Mafie

Reggio Calabria, due condanne per bombe contro magistrati. Otto anni a Lo Giudice

Nel 2010 un ordigno esplose all'ingresso della procura generale e un altro davanti a casa del pm Salvatore Di Landro. Non ci furono vittime. Ritenuti copevoli il boss e Antonio Cortese (5 anni e 8 mesi). L'inchiesta aveva preso il via dalle dichiarazioni di Nino Lo Giudice, fratello del condannato, poi scomparso. Dopo aver indicato come presunto movente una vendetta contro i magistrati per un "mancato aiuto"

Due condanne e un’assoluzione. Il processo in primo grado per le bombe del 2010 contro i magistrati di Reggio Calabria si è concluso con una sentenza che individua almeno due responsabili della strategia criminale che ha terrorizzato la città dello Stretto. Al termine della camera di consiglio, il boss Luciano Lo Giudice è stato condannato a 8 anni e 6 mesi di carcere mentre ad Antonio Cortese sono stati inflitti 5 anni e 8 mesi di carcere.

Il primo è ritenuto il mandante delle bombe esplose la notte del 3 gennaio 2010, all’ingresso della Procura generale di Reggio Calabria, e del 26 agosto dello stesso anno quando un ordigno è stato piazzato davanti al porta dell’abitazione del magistrato Salvatore Di Landro. Bombe che hanno fatto ripiombare la città nei tempi bui della guerra di mafia. Stando agli inquirenti, quegli ordigni sarebbero stati piazzati materialmente da Antonio Cortese, responsabile pure di aver abbandonato un bazooka a poche centinaia di metri dal Cedir, sede della Direzione distrettuale antimafia all’epoca guidata dal procuratore Giuseppe Pignatone.
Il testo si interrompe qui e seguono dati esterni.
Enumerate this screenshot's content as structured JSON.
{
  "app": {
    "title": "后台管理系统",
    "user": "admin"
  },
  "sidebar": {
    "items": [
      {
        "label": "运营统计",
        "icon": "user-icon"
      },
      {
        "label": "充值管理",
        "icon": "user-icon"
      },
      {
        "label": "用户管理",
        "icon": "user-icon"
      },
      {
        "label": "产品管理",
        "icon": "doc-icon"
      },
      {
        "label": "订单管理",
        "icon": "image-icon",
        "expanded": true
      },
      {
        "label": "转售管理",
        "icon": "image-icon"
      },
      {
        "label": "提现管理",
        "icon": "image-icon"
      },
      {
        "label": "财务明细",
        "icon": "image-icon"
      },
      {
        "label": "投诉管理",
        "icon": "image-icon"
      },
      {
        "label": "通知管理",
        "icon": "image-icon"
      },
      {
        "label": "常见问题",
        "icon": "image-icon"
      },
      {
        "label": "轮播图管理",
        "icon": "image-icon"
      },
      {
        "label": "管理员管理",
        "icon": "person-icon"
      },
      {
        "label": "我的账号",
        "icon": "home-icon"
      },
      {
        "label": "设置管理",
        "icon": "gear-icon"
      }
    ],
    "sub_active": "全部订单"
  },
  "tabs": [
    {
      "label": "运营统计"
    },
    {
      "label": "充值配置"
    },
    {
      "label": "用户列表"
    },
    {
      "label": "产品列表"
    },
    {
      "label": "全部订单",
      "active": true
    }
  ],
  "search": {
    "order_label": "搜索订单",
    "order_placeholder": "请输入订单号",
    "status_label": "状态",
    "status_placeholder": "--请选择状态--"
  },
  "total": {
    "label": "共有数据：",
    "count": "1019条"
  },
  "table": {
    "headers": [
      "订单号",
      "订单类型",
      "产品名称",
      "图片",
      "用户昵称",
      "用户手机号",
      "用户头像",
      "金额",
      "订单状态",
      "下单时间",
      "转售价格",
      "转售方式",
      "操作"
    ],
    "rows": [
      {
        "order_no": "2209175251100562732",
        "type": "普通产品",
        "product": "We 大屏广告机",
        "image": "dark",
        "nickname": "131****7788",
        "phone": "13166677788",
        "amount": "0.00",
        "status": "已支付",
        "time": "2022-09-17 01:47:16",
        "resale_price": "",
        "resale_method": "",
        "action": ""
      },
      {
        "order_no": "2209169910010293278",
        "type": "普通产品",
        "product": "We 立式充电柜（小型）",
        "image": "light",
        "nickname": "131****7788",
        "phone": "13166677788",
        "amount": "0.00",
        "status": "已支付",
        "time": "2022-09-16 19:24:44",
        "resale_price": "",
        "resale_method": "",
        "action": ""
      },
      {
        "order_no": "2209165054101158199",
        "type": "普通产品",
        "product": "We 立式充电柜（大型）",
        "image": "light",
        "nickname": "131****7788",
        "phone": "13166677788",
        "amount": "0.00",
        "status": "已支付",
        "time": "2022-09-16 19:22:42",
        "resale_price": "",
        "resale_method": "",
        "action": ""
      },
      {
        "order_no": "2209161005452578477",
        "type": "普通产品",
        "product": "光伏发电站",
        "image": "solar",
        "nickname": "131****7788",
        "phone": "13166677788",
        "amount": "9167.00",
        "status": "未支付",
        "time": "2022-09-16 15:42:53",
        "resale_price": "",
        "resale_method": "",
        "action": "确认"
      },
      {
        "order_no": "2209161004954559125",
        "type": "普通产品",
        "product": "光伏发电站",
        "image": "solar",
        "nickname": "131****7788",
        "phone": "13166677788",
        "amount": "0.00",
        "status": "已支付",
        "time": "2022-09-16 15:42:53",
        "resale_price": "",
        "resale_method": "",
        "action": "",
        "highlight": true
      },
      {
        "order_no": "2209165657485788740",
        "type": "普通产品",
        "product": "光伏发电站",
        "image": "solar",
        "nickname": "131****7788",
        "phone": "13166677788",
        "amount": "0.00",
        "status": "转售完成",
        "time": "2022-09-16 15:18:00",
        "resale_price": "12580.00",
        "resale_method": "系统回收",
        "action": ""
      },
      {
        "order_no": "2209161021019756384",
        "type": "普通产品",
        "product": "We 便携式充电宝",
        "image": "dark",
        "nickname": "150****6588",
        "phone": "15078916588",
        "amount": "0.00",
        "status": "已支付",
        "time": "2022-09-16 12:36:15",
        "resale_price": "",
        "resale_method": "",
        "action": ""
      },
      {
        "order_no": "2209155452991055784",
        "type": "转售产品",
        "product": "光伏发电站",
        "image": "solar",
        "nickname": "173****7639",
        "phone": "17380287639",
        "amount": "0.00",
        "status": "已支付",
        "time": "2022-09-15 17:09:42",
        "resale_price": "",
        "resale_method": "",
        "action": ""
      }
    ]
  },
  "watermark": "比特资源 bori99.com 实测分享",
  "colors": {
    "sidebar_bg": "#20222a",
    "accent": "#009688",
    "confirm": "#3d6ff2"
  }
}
L’inchiesta ha preso il via dalle dichiarazioni del collaboratore di giustizia Nino Lo Giudice detto il “Nano”. Quest’ultimo, dopo essere stato arrestato nell’ottobre 2010, si è autoaccusato di essere il mandante delle bombe assieme al fratello Luciano. Alla squadra mobile di Reggio Calabria, il “Nano” aveva fornito una ricostruzione dei fatti che non ha mai convinto il procuratore generale Salvatore Di Landro secondo il quale, dietro un attacco così violento allo Stato, c’era qualcosa di più importante che il risentimento di una famiglia mafiosa alla quale i magistrati avevano arrestato il boss. Secondo il pentito, infatti, il movente delle bombe sarebbe da ricondurre alla reazione dei Lo Giudice al mancato aiuto di alcuni magistrati a cui il “Nano” a suo dire si sarebbe rivolto per risolvere i problemi giudiziari del fratello. Aiuto che non è mai stato dimostrato da inchieste nei confronti di magistrati reggini tirati in ballo.
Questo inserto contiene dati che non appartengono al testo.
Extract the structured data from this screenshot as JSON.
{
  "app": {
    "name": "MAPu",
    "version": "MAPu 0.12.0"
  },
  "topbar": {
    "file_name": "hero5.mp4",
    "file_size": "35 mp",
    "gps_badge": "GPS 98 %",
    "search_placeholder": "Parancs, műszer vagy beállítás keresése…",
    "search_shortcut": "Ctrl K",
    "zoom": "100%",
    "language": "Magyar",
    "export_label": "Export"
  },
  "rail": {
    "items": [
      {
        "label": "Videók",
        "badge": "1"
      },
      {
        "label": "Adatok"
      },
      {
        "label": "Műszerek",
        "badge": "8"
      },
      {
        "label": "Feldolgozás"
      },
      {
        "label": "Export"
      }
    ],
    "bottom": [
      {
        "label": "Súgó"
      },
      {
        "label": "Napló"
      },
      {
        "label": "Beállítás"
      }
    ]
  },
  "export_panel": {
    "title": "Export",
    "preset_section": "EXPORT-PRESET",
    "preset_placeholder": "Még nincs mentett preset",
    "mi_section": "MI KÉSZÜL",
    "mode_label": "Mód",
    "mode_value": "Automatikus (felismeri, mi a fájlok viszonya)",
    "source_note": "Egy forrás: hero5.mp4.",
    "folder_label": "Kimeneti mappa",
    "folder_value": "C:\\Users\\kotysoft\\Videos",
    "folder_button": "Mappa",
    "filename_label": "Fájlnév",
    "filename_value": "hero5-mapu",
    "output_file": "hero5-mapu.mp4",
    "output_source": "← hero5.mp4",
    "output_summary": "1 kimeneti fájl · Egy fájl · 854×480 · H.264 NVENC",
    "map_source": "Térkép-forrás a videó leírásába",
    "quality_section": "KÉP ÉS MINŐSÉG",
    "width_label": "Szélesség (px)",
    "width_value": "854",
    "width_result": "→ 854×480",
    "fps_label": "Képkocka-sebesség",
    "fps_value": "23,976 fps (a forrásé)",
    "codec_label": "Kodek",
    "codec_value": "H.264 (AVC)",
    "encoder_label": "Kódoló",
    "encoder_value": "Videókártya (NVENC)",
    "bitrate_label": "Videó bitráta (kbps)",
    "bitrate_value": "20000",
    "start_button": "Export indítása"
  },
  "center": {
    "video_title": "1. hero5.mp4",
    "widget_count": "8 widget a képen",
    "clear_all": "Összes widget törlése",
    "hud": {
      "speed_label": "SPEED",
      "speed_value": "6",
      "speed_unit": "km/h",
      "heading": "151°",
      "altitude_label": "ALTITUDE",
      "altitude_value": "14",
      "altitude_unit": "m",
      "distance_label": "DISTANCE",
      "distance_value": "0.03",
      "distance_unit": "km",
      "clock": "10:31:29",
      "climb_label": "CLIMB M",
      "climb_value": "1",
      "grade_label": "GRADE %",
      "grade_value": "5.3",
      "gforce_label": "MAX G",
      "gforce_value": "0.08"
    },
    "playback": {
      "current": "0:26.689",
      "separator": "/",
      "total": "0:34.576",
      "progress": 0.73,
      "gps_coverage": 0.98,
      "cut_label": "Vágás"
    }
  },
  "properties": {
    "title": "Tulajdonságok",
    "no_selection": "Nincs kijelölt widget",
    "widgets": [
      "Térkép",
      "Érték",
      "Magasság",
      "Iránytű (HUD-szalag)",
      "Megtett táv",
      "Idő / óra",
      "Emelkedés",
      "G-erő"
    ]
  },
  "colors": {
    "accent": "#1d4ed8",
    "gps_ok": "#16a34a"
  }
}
Tuttavia i verbali di Lo Giudice hanno riempito i faldoni dell’inchiesta e lì sono rimasti anche quando, nell’estate 2013, il pentito è scomparso per qualche mese ritrattando tutto per poi essere riarrestato e confermare la prima versione. Sulla fuga del pentito e sui memoriali spediti durante il periodo della latitanza sono ancora in corso le indagini della Procura distrettuale di Reggio Calabria.
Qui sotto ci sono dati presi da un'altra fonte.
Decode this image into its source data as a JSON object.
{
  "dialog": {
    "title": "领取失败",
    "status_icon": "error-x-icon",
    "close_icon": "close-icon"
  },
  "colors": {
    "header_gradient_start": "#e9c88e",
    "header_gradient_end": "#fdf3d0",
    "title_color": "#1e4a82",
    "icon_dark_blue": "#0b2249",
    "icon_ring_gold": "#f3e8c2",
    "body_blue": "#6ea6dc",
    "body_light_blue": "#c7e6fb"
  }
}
Ritornando alla stagione delle bombe, Nino Lo Giudice era stato giudicato con il rito abbreviato e condannato a 6 anni e 4 mesi di reclusione, confermati poi in Appello. Il Tribunale di Catanzaro (competente per i processo in cui sono parte offesa i magistrati reggini) ha assolto, invece, Vincenzo Puntorieri che era accusato di aver aiutato Cortese a piazzare gli ordigni davanti la procura generale e all’abitazione del pg Di Landro. Nei suoi confronti, durante la requisitoria, il pm Domenico Guarascio aveva chiesto una condanna a 6 anni di carcere. “È una sentenza – ha affermato il suo avvocato Rosario Errante – che rende giustizia a un uomo che si è fatto tre anni di carcere da innocente”.

L’avvocato Aldo Casalinuovo, difensore del boss Luciano Lo Giudice, ha annunciato già l’appello “contro una sentenza basata su un quadro probatorio debole. Siamo convinti che in secondo grado sarà dimostrata l’insussistenza della tesi d’accusa”.